First, there was love. I was ecstatic, over the moon. I had been in relationships before but I had never felt the kind of love I was experiencing now. Is this what it is? Is this the love that I have seen in movies and read in books? I had not even begun to understand how beautiful this was. It was a rainbow of different beautiful emotions- gratitude, kindness, love, affection, not just to this person, but to everyone around me.
And then there was Premature Ejaculation the first time we made love to each other, and the following six months. Here I was - with my world shattered, a plethora of dreadful feelings inside. Shame, self-loathing and hate engulfed me. Will she love me now? She can never love me now - this thought took hold of me, grew in me like a parasite and took over everything as I felt paralysed.

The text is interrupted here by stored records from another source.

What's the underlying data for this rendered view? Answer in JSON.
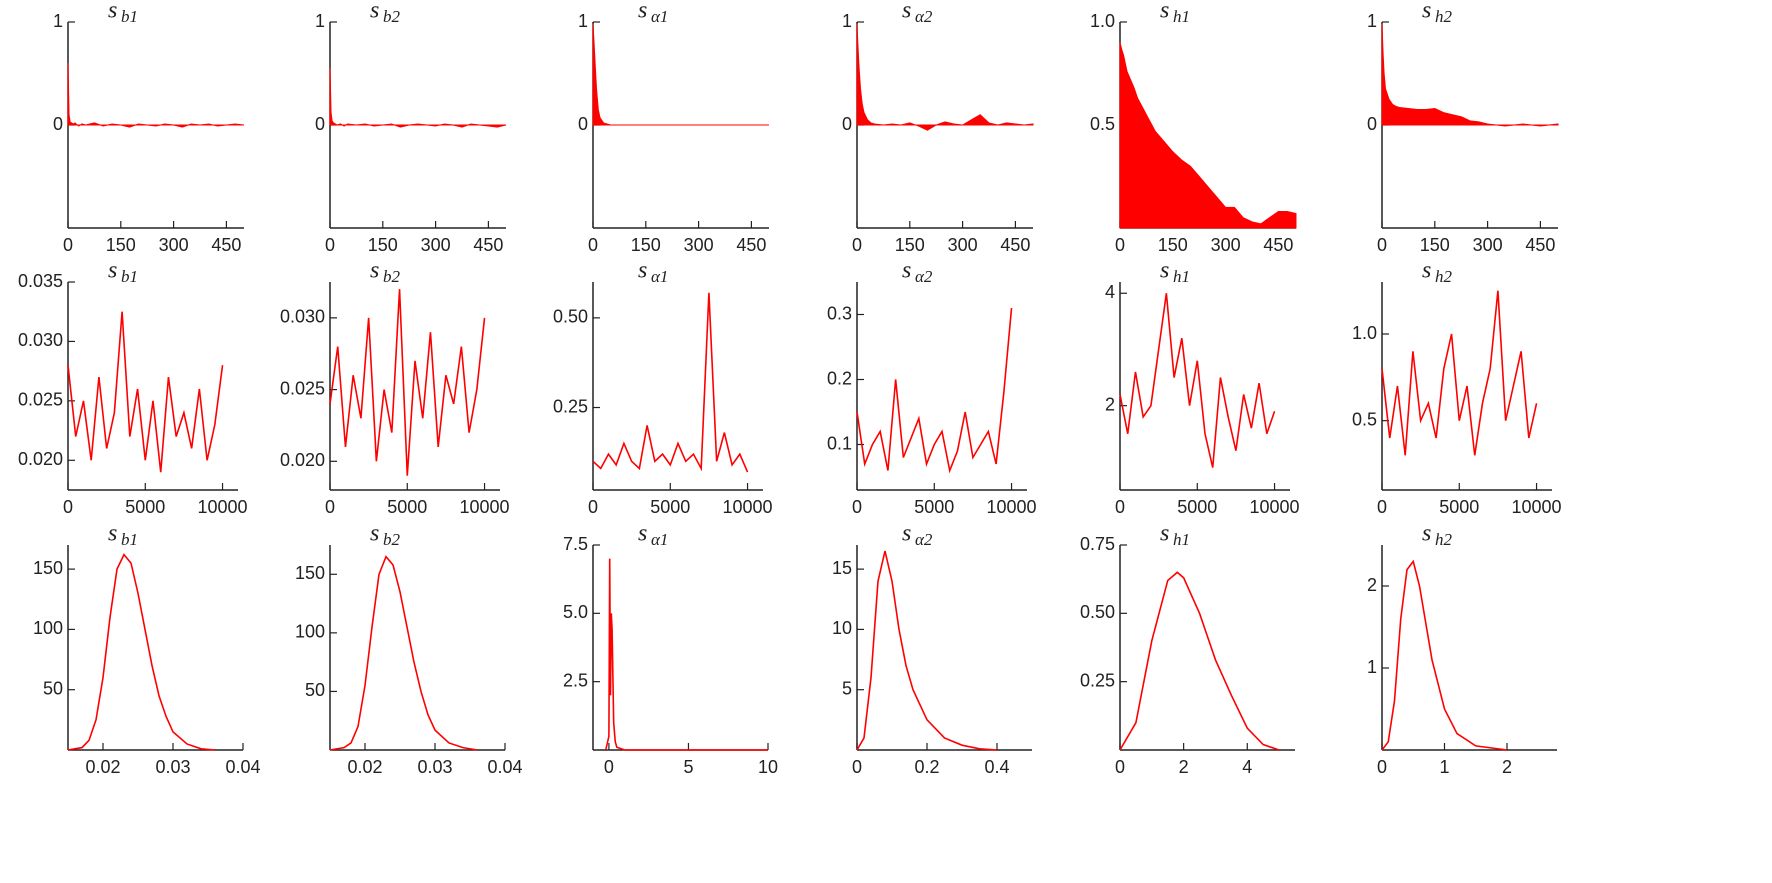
{
  "chart_data": [
    {
      "type": "area",
      "title": "s",
      "title_subscript": "b1",
      "color": "#ff0000",
      "x": [
        0,
        3,
        6,
        10,
        15,
        20,
        30,
        40,
        50,
        75,
        100,
        125,
        150,
        175,
        200,
        225,
        250,
        275,
        300,
        325,
        350,
        375,
        400,
        425,
        450,
        475,
        500
      ],
      "values": [
        0.6,
        0.1,
        0.03,
        0.02,
        0.01,
        0.02,
        -0.01,
        0.01,
        0,
        0.02,
        -0.01,
        0.01,
        0,
        -0.02,
        0.01,
        0,
        -0.01,
        0.01,
        0,
        -0.02,
        0.01,
        0,
        0.01,
        -0.01,
        0,
        0.01,
        0
      ],
      "xlim": [
        0,
        500
      ],
      "ylim": [
        -1,
        1
      ],
      "xticks": [
        0,
        150,
        300,
        450
      ],
      "yticks": [
        0,
        1
      ]
    },
    {
      "type": "area",
      "title": "s",
      "title_subscript": "b2",
      "color": "#ff0000",
      "x": [
        0,
        3,
        6,
        10,
        15,
        20,
        30,
        40,
        50,
        75,
        100,
        125,
        150,
        175,
        200,
        225,
        250,
        275,
        300,
        325,
        350,
        375,
        400,
        425,
        450,
        475,
        500
      ],
      "values": [
        0.55,
        0.12,
        0.04,
        0.02,
        0.01,
        0,
        0.01,
        -0.01,
        0.01,
        0,
        0.01,
        -0.01,
        0,
        0.01,
        -0.02,
        0,
        0.01,
        0,
        -0.01,
        0.01,
        0,
        -0.02,
        0.01,
        0,
        -0.01,
        -0.02,
        0
      ],
      "xlim": [
        0,
        500
      ],
      "ylim": [
        -1,
        1
      ],
      "xticks": [
        0,
        150,
        300,
        450
      ],
      "yticks": [
        0,
        1
      ]
    },
    {
      "type": "area",
      "title": "s",
      "title_subscript": "α1",
      "color": "#ff0000",
      "x": [
        0,
        3,
        6,
        10,
        15,
        20,
        30,
        40,
        50,
        75,
        100,
        125,
        150,
        175,
        200,
        225,
        250,
        275,
        300,
        325,
        350,
        375,
        400,
        425,
        450,
        475,
        500
      ],
      "values": [
        0.98,
        0.8,
        0.6,
        0.35,
        0.15,
        0.07,
        0.02,
        0.01,
        0,
        0,
        0,
        0,
        0,
        0,
        0,
        0,
        0,
        0,
        0,
        0,
        0,
        0,
        0,
        0,
        0,
        0,
        0
      ],
      "xlim": [
        0,
        500
      ],
      "ylim": [
        -1,
        1
      ],
      "xticks": [
        0,
        150,
        300,
        450
      ],
      "yticks": [
        0,
        1
      ]
    },
    {
      "type": "area",
      "title": "s",
      "title_subscript": "α2",
      "color": "#ff0000",
      "x": [
        0,
        3,
        6,
        10,
        15,
        20,
        30,
        40,
        50,
        75,
        100,
        125,
        150,
        175,
        200,
        225,
        250,
        275,
        300,
        325,
        350,
        375,
        400,
        425,
        450,
        475,
        500
      ],
      "values": [
        0.98,
        0.75,
        0.55,
        0.35,
        0.2,
        0.12,
        0.05,
        0.02,
        0.01,
        0,
        0.01,
        0,
        0.02,
        -0.01,
        -0.05,
        0,
        0.03,
        0.01,
        0,
        0.05,
        0.1,
        0.02,
        0,
        0.02,
        0.01,
        0,
        0.01
      ],
      "xlim": [
        0,
        500
      ],
      "ylim": [
        -1,
        1
      ],
      "xticks": [
        0,
        150,
        300,
        450
      ],
      "yticks": [
        0,
        1
      ]
    },
    {
      "type": "area",
      "title": "s",
      "title_subscript": "h1",
      "color": "#ff0000",
      "x": [
        0,
        3,
        6,
        10,
        15,
        20,
        30,
        40,
        50,
        75,
        100,
        125,
        150,
        175,
        200,
        225,
        250,
        275,
        300,
        325,
        350,
        375,
        400,
        425,
        450,
        475,
        500
      ],
      "values": [
        0.9,
        0.88,
        0.86,
        0.84,
        0.8,
        0.76,
        0.72,
        0.68,
        0.63,
        0.55,
        0.47,
        0.42,
        0.37,
        0.33,
        0.3,
        0.25,
        0.2,
        0.15,
        0.1,
        0.1,
        0.05,
        0.03,
        0.02,
        0.05,
        0.08,
        0.08,
        0.07
      ],
      "xlim": [
        0,
        500
      ],
      "ylim": [
        0,
        1
      ],
      "xticks": [
        0,
        150,
        300,
        450
      ],
      "yticks": [
        0.5,
        {
          "value": 1,
          "label": "1.0"
        }
      ]
    },
    {
      "type": "area",
      "title": "s",
      "title_subscript": "h2",
      "color": "#ff0000",
      "x": [
        0,
        3,
        6,
        10,
        15,
        20,
        30,
        40,
        50,
        75,
        100,
        125,
        150,
        175,
        200,
        225,
        250,
        275,
        300,
        325,
        350,
        375,
        400,
        425,
        450,
        475,
        500
      ],
      "values": [
        0.98,
        0.7,
        0.5,
        0.35,
        0.3,
        0.25,
        0.2,
        0.18,
        0.17,
        0.16,
        0.15,
        0.15,
        0.16,
        0.12,
        0.1,
        0.08,
        0.04,
        0.03,
        0.01,
        0,
        -0.01,
        0,
        0.01,
        0,
        -0.01,
        0,
        0.01
      ],
      "xlim": [
        0,
        500
      ],
      "ylim": [
        -1,
        1
      ],
      "xticks": [
        0,
        150,
        300,
        450
      ],
      "yticks": [
        0,
        1
      ]
    },
    {
      "type": "line",
      "title": "s",
      "title_subscript": "b1",
      "color": "#ff0000",
      "x": [
        0,
        500,
        1000,
        1500,
        2000,
        2500,
        3000,
        3500,
        4000,
        4500,
        5000,
        5500,
        6000,
        6500,
        7000,
        7500,
        8000,
        8500,
        9000,
        9500,
        10000
      ],
      "values": [
        0.028,
        0.022,
        0.025,
        0.02,
        0.027,
        0.021,
        0.024,
        0.0325,
        0.022,
        0.026,
        0.02,
        0.025,
        0.019,
        0.027,
        0.022,
        0.024,
        0.021,
        0.026,
        0.02,
        0.023,
        0.028
      ],
      "xlim": [
        0,
        11000
      ],
      "ylim": [
        0.0175,
        0.035
      ],
      "xticks": [
        0,
        5000,
        10000
      ],
      "yticks": [
        {
          "value": 0.02,
          "label": "0.020"
        },
        {
          "value": 0.025,
          "label": "0.025"
        },
        {
          "value": 0.03,
          "label": "0.030"
        },
        {
          "value": 0.035,
          "label": "0.035"
        }
      ]
    },
    {
      "type": "line",
      "title": "s",
      "title_subscript": "b2",
      "color": "#ff0000",
      "x": [
        0,
        500,
        1000,
        1500,
        2000,
        2500,
        3000,
        3500,
        4000,
        4500,
        5000,
        5500,
        6000,
        6500,
        7000,
        7500,
        8000,
        8500,
        9000,
        9500,
        10000
      ],
      "values": [
        0.024,
        0.028,
        0.021,
        0.026,
        0.023,
        0.03,
        0.02,
        0.025,
        0.022,
        0.032,
        0.019,
        0.027,
        0.023,
        0.029,
        0.021,
        0.026,
        0.024,
        0.028,
        0.022,
        0.025,
        0.03
      ],
      "xlim": [
        0,
        11000
      ],
      "ylim": [
        0.018,
        0.0325
      ],
      "xticks": [
        0,
        5000,
        10000
      ],
      "yticks": [
        {
          "value": 0.02,
          "label": "0.020"
        },
        {
          "value": 0.025,
          "label": "0.025"
        },
        {
          "value": 0.03,
          "label": "0.030"
        }
      ]
    },
    {
      "type": "line",
      "title": "s",
      "title_subscript": "α1",
      "color": "#ff0000",
      "x": [
        0,
        500,
        1000,
        1500,
        2000,
        2500,
        3000,
        3500,
        4000,
        4500,
        5000,
        5500,
        6000,
        6500,
        7000,
        7500,
        8000,
        8500,
        9000,
        9500,
        10000
      ],
      "values": [
        0.1,
        0.08,
        0.12,
        0.09,
        0.15,
        0.1,
        0.08,
        0.2,
        0.1,
        0.12,
        0.09,
        0.15,
        0.1,
        0.12,
        0.08,
        0.57,
        0.1,
        0.18,
        0.09,
        0.12,
        0.07
      ],
      "xlim": [
        0,
        11000
      ],
      "ylim": [
        0.02,
        0.6
      ],
      "xticks": [
        0,
        5000,
        10000
      ],
      "yticks": [
        0.25,
        {
          "value": 0.5,
          "label": "0.50"
        }
      ]
    },
    {
      "type": "line",
      "title": "s",
      "title_subscript": "α2",
      "color": "#ff0000",
      "x": [
        0,
        500,
        1000,
        1500,
        2000,
        2500,
        3000,
        3500,
        4000,
        4500,
        5000,
        5500,
        6000,
        6500,
        7000,
        7500,
        8000,
        8500,
        9000,
        9500,
        10000
      ],
      "values": [
        0.15,
        0.07,
        0.1,
        0.12,
        0.06,
        0.2,
        0.08,
        0.11,
        0.14,
        0.07,
        0.1,
        0.12,
        0.06,
        0.09,
        0.15,
        0.08,
        0.1,
        0.12,
        0.07,
        0.18,
        0.31
      ],
      "xlim": [
        0,
        11000
      ],
      "ylim": [
        0.03,
        0.35
      ],
      "xticks": [
        0,
        5000,
        10000
      ],
      "yticks": [
        0.1,
        0.2,
        0.3
      ]
    },
    {
      "type": "line",
      "title": "s",
      "title_subscript": "h1",
      "color": "#ff0000",
      "x": [
        0,
        500,
        1000,
        1500,
        2000,
        2500,
        3000,
        3500,
        4000,
        4500,
        5000,
        5500,
        6000,
        6500,
        7000,
        7500,
        8000,
        8500,
        9000,
        9500,
        10000
      ],
      "values": [
        2.2,
        1.5,
        2.6,
        1.8,
        2.0,
        3.0,
        4.0,
        2.5,
        3.2,
        2.0,
        2.8,
        1.5,
        0.9,
        2.5,
        1.8,
        1.2,
        2.2,
        1.6,
        2.4,
        1.5,
        1.9
      ],
      "xlim": [
        0,
        11000
      ],
      "ylim": [
        0.5,
        4.2
      ],
      "xticks": [
        0,
        5000,
        10000
      ],
      "yticks": [
        2,
        4
      ]
    },
    {
      "type": "line",
      "title": "s",
      "title_subscript": "h2",
      "color": "#ff0000",
      "x": [
        0,
        500,
        1000,
        1500,
        2000,
        2500,
        3000,
        3500,
        4000,
        4500,
        5000,
        5500,
        6000,
        6500,
        7000,
        7500,
        8000,
        8500,
        9000,
        9500,
        10000
      ],
      "values": [
        0.8,
        0.4,
        0.7,
        0.3,
        0.9,
        0.5,
        0.6,
        0.4,
        0.8,
        1.0,
        0.5,
        0.7,
        0.3,
        0.6,
        0.8,
        1.25,
        0.5,
        0.7,
        0.9,
        0.4,
        0.6
      ],
      "xlim": [
        0,
        11000
      ],
      "ylim": [
        0.1,
        1.3
      ],
      "xticks": [
        0,
        5000,
        10000
      ],
      "yticks": [
        0.5,
        {
          "value": 1,
          "label": "1.0"
        }
      ]
    },
    {
      "type": "line",
      "title": "s",
      "title_subscript": "b1",
      "color": "#ff0000",
      "x": [
        0.015,
        0.017,
        0.018,
        0.019,
        0.02,
        0.021,
        0.022,
        0.023,
        0.024,
        0.025,
        0.026,
        0.027,
        0.028,
        0.029,
        0.03,
        0.032,
        0.034,
        0.036
      ],
      "values": [
        0,
        2,
        8,
        25,
        60,
        110,
        150,
        162,
        155,
        130,
        100,
        70,
        45,
        28,
        15,
        5,
        1,
        0
      ],
      "xlim": [
        0.015,
        0.04
      ],
      "ylim": [
        0,
        170
      ],
      "xticks": [
        0.02,
        0.03,
        0.04
      ],
      "yticks": [
        50,
        100,
        150
      ]
    },
    {
      "type": "line",
      "title": "s",
      "title_subscript": "b2",
      "color": "#ff0000",
      "x": [
        0.015,
        0.017,
        0.018,
        0.019,
        0.02,
        0.021,
        0.022,
        0.023,
        0.024,
        0.025,
        0.026,
        0.027,
        0.028,
        0.029,
        0.03,
        0.032,
        0.034,
        0.036
      ],
      "values": [
        0,
        2,
        6,
        20,
        55,
        105,
        150,
        165,
        158,
        135,
        105,
        75,
        50,
        30,
        17,
        6,
        2,
        0
      ],
      "xlim": [
        0.015,
        0.04
      ],
      "ylim": [
        0,
        175
      ],
      "xticks": [
        0.02,
        0.03,
        0.04
      ],
      "yticks": [
        50,
        100,
        150
      ]
    },
    {
      "type": "line",
      "title": "s",
      "title_subscript": "α1",
      "color": "#ff0000",
      "x": [
        -0.2,
        0,
        0.05,
        0.1,
        0.15,
        0.2,
        0.3,
        0.4,
        0.5,
        1,
        2,
        5,
        10
      ],
      "values": [
        0,
        0.5,
        7,
        2,
        5,
        4.4,
        1,
        0.3,
        0.1,
        0,
        0,
        0,
        0
      ],
      "xlim": [
        -1,
        10
      ],
      "ylim": [
        0,
        7.5
      ],
      "xticks": [
        0,
        5,
        10
      ],
      "yticks": [
        2.5,
        {
          "value": 5,
          "label": "5.0"
        },
        7.5
      ]
    },
    {
      "type": "line",
      "title": "s",
      "title_subscript": "α2",
      "color": "#ff0000",
      "x": [
        0,
        0.02,
        0.04,
        0.06,
        0.08,
        0.1,
        0.12,
        0.14,
        0.16,
        0.2,
        0.25,
        0.3,
        0.35,
        0.4
      ],
      "values": [
        0,
        1,
        6,
        14,
        16.5,
        14,
        10,
        7,
        5,
        2.5,
        1,
        0.4,
        0.1,
        0
      ],
      "xlim": [
        0,
        0.5
      ],
      "ylim": [
        0,
        17
      ],
      "xticks": [
        0,
        0.2,
        0.4
      ],
      "yticks": [
        5,
        10,
        15
      ]
    },
    {
      "type": "line",
      "title": "s",
      "title_subscript": "h1",
      "color": "#ff0000",
      "x": [
        0,
        0.5,
        1,
        1.5,
        1.8,
        2,
        2.5,
        3,
        3.5,
        4,
        4.5,
        5
      ],
      "values": [
        0,
        0.1,
        0.4,
        0.62,
        0.65,
        0.63,
        0.5,
        0.33,
        0.2,
        0.08,
        0.02,
        0
      ],
      "xlim": [
        0,
        5.5
      ],
      "ylim": [
        0,
        0.75
      ],
      "xticks": [
        0,
        2,
        4
      ],
      "yticks": [
        0.25,
        {
          "value": 0.5,
          "label": "0.50"
        },
        0.75
      ]
    },
    {
      "type": "line",
      "title": "s",
      "title_subscript": "h2",
      "color": "#ff0000",
      "x": [
        0,
        0.1,
        0.2,
        0.3,
        0.4,
        0.5,
        0.6,
        0.8,
        1,
        1.2,
        1.5,
        2
      ],
      "values": [
        0,
        0.1,
        0.6,
        1.6,
        2.2,
        2.3,
        2.0,
        1.1,
        0.5,
        0.2,
        0.05,
        0
      ],
      "xlim": [
        0,
        2.8
      ],
      "ylim": [
        0,
        2.5
      ],
      "xticks": [
        0,
        1,
        2
      ],
      "yticks": [
        1,
        2
      ]
    }
  ]
}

I became withdrawn. I was there, but never present. This idea was ever present in me - why will she love me. She can’t love me. Even when she said, this is okay. We will work through it. I didn’t trust her. Who can love a lesser man? In all those moments of love, I wasn’t able to love. Whenever she said, I never listened. I dreaded love making. I dreaded the intimacy. I obsessed over my performance every time and feared the present and the future in those moments of closeness. And the obsession and fear kept on getting the better of me. I was so obsessed with myself, it never occurred to me that I wasn’t even concerned about her, let alone love her, it was all me me and me…

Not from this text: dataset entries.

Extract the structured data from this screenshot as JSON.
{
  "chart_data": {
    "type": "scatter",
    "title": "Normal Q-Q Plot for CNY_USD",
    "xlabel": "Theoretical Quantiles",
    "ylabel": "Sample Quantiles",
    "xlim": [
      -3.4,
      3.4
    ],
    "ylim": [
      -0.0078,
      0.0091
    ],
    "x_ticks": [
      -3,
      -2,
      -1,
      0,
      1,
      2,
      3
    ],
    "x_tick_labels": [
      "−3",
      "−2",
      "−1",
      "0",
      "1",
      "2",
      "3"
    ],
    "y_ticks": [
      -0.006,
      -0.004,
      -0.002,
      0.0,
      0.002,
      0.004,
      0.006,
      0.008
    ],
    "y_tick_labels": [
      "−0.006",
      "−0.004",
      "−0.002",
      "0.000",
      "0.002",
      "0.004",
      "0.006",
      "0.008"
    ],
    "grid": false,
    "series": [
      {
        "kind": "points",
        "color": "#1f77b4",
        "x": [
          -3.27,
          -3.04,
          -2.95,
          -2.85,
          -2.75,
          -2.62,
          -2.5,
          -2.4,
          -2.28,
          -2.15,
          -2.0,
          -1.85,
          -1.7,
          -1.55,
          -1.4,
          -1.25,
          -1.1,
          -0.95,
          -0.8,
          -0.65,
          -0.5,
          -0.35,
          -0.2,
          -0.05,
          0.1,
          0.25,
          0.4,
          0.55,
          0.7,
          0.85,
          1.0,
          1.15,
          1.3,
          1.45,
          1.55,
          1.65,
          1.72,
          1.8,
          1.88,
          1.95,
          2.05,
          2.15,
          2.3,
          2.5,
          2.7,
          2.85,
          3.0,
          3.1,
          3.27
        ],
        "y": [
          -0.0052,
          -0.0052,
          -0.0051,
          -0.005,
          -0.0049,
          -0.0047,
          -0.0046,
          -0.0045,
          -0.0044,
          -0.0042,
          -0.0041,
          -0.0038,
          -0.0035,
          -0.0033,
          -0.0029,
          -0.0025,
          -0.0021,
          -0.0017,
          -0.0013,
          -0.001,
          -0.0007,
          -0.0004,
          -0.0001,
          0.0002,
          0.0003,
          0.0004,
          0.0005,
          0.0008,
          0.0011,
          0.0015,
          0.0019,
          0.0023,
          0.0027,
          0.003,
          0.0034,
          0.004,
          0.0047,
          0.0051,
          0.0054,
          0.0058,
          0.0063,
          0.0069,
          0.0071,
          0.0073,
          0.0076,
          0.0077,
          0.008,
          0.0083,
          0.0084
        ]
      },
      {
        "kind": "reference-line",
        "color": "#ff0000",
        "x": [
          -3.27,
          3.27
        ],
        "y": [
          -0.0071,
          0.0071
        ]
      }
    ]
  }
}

It was only after my sessions with my counsellor at Over a Cup of Tea, that I was reintroduced to my own self. We explored what it means to love someone and what it means to be so incapacitated as not not be able to love the other. We discussed my assumptions without any judgement. I saw the light. I saw the catch - one cannot fully love another unless one can fully love one’s self….
I realised that it was possible to live where I was. It was possible to not fear. It was possible to treat this as a part of me, in fact even embrace this part of me! It wasn’t my mistake, it wasn’t her mistake. Why was I punishing both of us? Our therapy sessions taught me that I had a choice, that I can play a conscious role creating new experiences for myself which exposed me to a new way of being, a freedom from my rigid patterns of “bass I am this only” and a hopelessness about never being able to change.

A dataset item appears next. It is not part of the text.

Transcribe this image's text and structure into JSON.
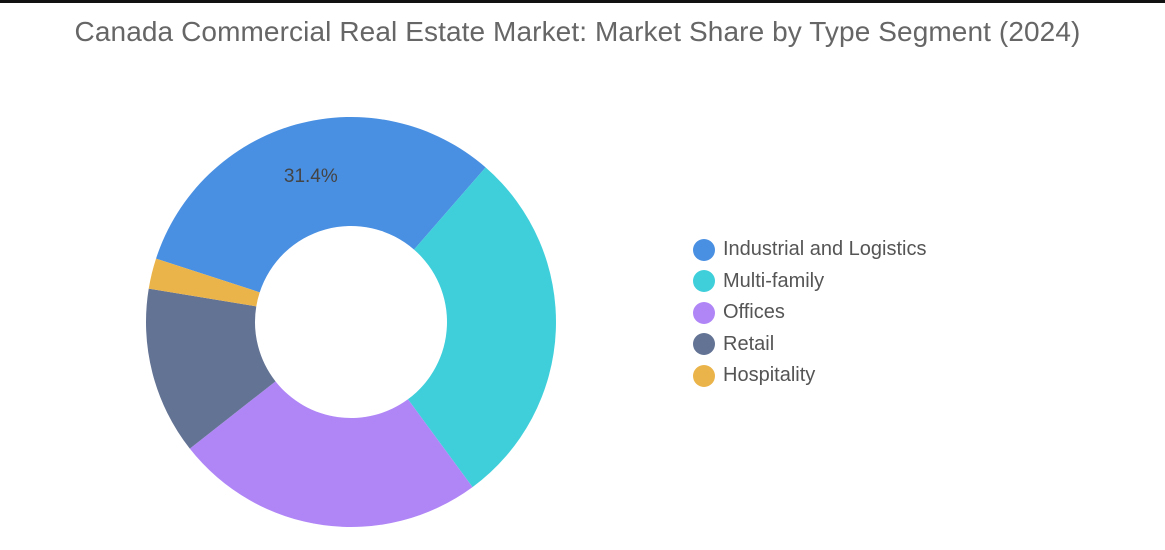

In therapy, I found a space where I was given an opportunity to live in the present and have a new future borne out of it. Instead of obsessing over my performance, fearing the future which was built on my past experiences, I learnt how to fully engage myself in my interactions by being present in the here and now, by giving the present moment its due respect and not polluting it with my dread of the what-if’s threatening my self-image. I realised that change and possibilities are always awaiting us, only we are too trapped!
Not only was I able to do justice to my girlfriend and our relationship and little by little as my premature love for myself and my girlfriend gained maturity, so did the premature ejaculation. But this way of being has become a part of my way of being in every aspect of my life and I have much to thank Ms. Harleen Kaur of Over a Cup of Tea for helping me get back on my feet, where I am now able to roller blade, and jump, and slide, and glide through life with ease and joy.